No wonder no new nuclear power plants have been built in a generation when the ones coming online now were all delayed by a generation.

I encourage you to take a look at any infrastructure project.

Going over budget and past deadlines is normal.

[–] fibojoly@sh.itjust.works 4 points 1 day ago

In my mother's hometown, they finally decided which architect would redesign the townhall after it's roof burnt down. Five years ago. And this is a rich town. France is fucking useless at getting shit done fast. It's depressing really. This plant finally getting built is a fucking miracle!

[–] NotMyOldRedditName@lemmy.world 16 points 2 days ago* (last edited 2 days ago) (1 children)

The hope of these new small modular reactors is they can cut the time down.

Less land, mass manufactured in a factory and shipped to location.

That should help with estimated costs being closer to real costs.

Even if they're still expensive, being able to better plan and predict things is huge.

[–] WoodScientist@lemmy.world 0 points 2 days ago (1 children)

Except that's all been tried and promised before. The concept of SMRs is nothing new. It's been tried again and again, every few years since the 1970s. It's never panned out, and the promised savings from mass production of small reactors never materializes.

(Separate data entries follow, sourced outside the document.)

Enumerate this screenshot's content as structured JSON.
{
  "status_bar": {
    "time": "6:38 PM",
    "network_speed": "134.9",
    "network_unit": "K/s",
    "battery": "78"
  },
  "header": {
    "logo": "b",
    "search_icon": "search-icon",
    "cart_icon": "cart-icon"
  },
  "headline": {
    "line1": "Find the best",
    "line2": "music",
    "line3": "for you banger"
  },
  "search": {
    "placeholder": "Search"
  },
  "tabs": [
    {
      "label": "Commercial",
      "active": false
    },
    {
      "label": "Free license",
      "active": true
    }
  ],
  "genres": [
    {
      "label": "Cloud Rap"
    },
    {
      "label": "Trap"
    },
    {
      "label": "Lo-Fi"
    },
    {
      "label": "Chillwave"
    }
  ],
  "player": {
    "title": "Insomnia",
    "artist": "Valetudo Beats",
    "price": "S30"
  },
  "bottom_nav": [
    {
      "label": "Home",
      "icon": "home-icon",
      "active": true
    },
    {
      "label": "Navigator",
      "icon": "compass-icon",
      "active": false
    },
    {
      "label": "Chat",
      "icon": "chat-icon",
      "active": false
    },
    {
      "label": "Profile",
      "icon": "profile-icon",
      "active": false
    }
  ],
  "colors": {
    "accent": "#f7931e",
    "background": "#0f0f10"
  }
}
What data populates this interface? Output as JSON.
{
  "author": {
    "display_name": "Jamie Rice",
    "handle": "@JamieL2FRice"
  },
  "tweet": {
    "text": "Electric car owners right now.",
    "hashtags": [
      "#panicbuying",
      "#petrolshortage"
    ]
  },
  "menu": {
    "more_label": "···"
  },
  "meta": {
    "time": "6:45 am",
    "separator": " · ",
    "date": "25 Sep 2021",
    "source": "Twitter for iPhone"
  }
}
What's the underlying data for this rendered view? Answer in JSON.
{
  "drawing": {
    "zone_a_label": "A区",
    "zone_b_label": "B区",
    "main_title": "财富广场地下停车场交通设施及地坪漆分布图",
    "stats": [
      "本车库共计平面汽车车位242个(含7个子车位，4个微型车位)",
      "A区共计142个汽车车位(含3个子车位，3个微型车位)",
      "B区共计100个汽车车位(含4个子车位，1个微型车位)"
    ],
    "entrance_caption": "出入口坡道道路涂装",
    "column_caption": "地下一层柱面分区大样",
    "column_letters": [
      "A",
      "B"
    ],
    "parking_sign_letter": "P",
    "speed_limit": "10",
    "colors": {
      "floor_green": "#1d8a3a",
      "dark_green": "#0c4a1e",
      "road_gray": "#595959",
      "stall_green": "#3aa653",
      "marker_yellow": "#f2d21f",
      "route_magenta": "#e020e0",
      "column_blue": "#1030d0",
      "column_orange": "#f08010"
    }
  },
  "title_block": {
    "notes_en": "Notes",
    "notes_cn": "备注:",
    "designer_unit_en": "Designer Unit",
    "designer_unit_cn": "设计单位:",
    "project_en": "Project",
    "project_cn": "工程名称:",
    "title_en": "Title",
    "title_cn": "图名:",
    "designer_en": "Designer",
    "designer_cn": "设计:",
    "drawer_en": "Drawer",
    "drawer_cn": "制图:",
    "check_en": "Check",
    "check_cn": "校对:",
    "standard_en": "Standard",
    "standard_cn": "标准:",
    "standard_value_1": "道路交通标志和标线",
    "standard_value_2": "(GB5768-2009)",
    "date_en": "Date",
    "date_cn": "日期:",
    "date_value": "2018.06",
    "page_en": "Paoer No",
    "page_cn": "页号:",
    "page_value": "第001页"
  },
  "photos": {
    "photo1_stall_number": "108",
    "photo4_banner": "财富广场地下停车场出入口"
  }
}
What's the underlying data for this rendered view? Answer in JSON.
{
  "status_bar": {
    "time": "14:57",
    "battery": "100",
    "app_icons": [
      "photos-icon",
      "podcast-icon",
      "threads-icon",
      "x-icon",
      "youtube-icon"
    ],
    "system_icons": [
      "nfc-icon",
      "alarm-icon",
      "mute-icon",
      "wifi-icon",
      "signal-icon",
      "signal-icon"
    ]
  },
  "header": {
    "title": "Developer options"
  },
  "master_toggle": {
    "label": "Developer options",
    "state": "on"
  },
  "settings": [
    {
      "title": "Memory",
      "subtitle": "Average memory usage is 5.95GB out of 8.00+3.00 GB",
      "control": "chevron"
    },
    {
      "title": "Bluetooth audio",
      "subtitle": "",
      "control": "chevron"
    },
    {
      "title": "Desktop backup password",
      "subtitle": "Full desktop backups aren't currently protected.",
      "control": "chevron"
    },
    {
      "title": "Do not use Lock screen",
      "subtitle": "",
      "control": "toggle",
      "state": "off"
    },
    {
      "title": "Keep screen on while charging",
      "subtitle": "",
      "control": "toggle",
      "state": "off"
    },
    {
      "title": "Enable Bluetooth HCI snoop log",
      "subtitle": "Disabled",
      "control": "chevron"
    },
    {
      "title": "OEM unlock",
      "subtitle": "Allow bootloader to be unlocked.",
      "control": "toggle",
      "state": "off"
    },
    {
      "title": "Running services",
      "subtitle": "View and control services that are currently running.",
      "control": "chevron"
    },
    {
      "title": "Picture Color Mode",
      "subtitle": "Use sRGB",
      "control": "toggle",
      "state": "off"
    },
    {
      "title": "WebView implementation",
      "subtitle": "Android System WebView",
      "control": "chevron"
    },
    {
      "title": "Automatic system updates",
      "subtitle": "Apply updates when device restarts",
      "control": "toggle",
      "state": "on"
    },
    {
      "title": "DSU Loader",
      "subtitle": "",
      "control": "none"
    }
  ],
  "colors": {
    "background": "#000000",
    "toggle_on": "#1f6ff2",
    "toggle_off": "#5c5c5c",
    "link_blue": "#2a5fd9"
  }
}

[–] NotMyOldRedditName@lemmy.world 4 points 2 days ago* (last edited 2 days ago)

It might have been promised for awhile, but we're finally at the point of certain plans getting government approvals. It takes time. We might start seeing some finally start to get built in the 2030's

Edit: This ones says 2029 operational, but see, it wasn't even certified until 2023, and this is the first SMR certified in the USA. Its taken forever to get SMRs certified.

https://www.energy.gov/ne/articles/nrc-certifies-first-us-small-modular-reactor-design

[–] AnyOldName3@lemmy.world 13 points 2 days ago (1 children)

It doesn't help when all the senior employees from last time you built a reactor have retired and anyone who hasn't retired was pretty junior the last time around. For projects where you have to get everything right the first time, so can't just try things to see what works, it's devastating to stop doing them if you ever might need to start again.

[–] ryedaft@sh.itjust.works 2 points 2 days ago

Yeah, that's the whole joke.

[–] olympicyes@lemmy.world 7 points 2 days ago

The full price is still less than 1/4 of Doge Coin’s market cap.

[–] vin@lemmynsfw.com 7 points 2 days ago

4 times for expensive is not too bad, big projects usually overrun. It's even God considering the time overrun, which is shocking.